Чуть не со слезами на глазах пришлось сделать разминку, и не йоговскую, а по всей форме, минут на сорок. Одеревянение прошло, усталость не очень; боль усилилась, но что тут поделаешь. Потом я уписал второй котелок ухи, оставшийся с вечера, и еще покайфовал, потешил синдром удава, лежа на пахучей хвое и любуясь химически голубым небом над зубчаткой леса. Как на мастерской фотографии в глянцевом журнале. Прошло еще не меньше получаса, прежде чем я смог подумать без судорог о том, чтобы вскарабкаться на дерево.
Залезть-то я залез, и притом на самое высокое дерево в округе, только ничего путного я оттуда не увидел. Вид, конечно, был потрясающий, к этому трудно привыкнуть, до костей пробирает. Но ни дыма костра на земле, ни воронов в небе, ни переполоха среди птиц помельче на деревьях я не заметил. Пусто. Я да тайга далеко внизу, а то, что кроме нас, намертво затаилось под кронами.

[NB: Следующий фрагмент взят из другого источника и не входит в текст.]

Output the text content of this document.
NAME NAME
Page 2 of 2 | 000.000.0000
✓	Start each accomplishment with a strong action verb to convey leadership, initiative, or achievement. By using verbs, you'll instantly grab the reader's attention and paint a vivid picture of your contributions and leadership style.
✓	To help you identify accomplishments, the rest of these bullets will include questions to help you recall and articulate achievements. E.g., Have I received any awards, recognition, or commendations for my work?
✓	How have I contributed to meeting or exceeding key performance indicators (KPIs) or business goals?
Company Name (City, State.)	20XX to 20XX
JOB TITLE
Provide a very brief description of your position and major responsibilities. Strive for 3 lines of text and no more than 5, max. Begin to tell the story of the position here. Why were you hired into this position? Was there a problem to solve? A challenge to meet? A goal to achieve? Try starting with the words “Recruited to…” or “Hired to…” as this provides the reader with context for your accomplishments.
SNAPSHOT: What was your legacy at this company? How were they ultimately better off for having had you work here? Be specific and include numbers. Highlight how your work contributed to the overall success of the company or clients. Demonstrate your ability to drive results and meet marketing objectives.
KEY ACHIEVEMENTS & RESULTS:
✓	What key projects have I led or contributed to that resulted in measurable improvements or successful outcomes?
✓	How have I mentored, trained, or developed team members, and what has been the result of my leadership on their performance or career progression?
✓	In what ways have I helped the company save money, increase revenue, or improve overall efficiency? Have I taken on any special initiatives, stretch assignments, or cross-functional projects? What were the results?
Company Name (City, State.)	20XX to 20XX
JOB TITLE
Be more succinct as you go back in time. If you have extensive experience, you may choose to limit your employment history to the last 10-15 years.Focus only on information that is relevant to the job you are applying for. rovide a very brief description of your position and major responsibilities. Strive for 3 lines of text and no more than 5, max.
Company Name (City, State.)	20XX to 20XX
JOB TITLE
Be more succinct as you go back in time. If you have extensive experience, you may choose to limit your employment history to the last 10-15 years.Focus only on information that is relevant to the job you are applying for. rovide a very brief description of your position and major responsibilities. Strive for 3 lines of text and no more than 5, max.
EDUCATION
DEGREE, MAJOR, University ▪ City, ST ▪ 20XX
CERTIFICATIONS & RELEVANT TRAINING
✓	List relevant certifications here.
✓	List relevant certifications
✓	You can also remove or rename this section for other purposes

Я слез с дерева в глубокой задумчивости. Отчетливо почувствовал, как Гамлет снова поднимает свою кучерявую головку, а в ней сплошная шизофрения. Один внутренний голос шепчет: ты сделал все, что мог, но вот эти гады исчезли, и где ты их будешь искать, и в конце концов ты же не нанимался гоняться за ними по всей тайге и наказывать их. Ты ж сам станешь преступником в глазах Закона, что бы тебе ни нашептывал изощренный в самооправданиях ум. Второй внутренний голос, более крестьянского образа мыслей, отвечал на это совершенно нецензурно. И что тут скажешь, прав был ругатель.
Все эти монологи Гамлета с авансцены – только рябь на воде, минутное соплеистечение и слабина в коленях. Наверно, интеллигенту, особенно зеленому, без этого, как без рук. И слава Богу, что под этим слоем – инстинкты, унаследованные от несчетных поколений рубак. Враг есть враг, и я иду по его следу не для того, чтобы порадовать себя кухонным психоанализом, а дабы скормить его воронам и прочим интересантам.

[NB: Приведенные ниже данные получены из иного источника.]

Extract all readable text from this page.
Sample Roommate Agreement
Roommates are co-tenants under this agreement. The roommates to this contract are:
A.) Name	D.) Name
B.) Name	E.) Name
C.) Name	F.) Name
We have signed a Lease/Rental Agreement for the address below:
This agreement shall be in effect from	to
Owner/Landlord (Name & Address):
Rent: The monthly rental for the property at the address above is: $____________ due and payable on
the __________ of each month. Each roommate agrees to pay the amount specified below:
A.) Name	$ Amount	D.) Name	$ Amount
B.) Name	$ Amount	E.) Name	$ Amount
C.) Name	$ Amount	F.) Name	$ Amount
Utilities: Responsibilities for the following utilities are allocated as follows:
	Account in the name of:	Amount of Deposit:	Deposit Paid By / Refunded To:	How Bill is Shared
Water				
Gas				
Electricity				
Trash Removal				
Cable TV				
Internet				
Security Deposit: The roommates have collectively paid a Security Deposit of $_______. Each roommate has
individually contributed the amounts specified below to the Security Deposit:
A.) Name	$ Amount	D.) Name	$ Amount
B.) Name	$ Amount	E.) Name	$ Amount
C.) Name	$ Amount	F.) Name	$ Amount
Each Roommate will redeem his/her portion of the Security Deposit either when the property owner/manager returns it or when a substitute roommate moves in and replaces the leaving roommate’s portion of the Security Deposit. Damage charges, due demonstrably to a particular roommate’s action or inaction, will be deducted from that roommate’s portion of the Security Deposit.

Я снова забрался на свое ложе – слегка поваляться и разобраться плотнее в ощущеньях, потому как чувствовал: тут проклевывается что-то новенькое. Я быстро его нащупал: не было Страха. Забавно, удивительно и малопонятно, но это было так. Сколь я ни вглядывался в самую свою глубину, там было чисто.
Вместо страха разросся страшной силы кураж, хоть сейчас ко льву в клетку. Львы точнехонько знают, когда у циркача есть кураж, а когда нет. Если есть, ведет себя укромно; если нет, рвет в клочки. Сейчас я бы сам порвал кого угодно в клочки, со всеми их карабинами и пистолетами.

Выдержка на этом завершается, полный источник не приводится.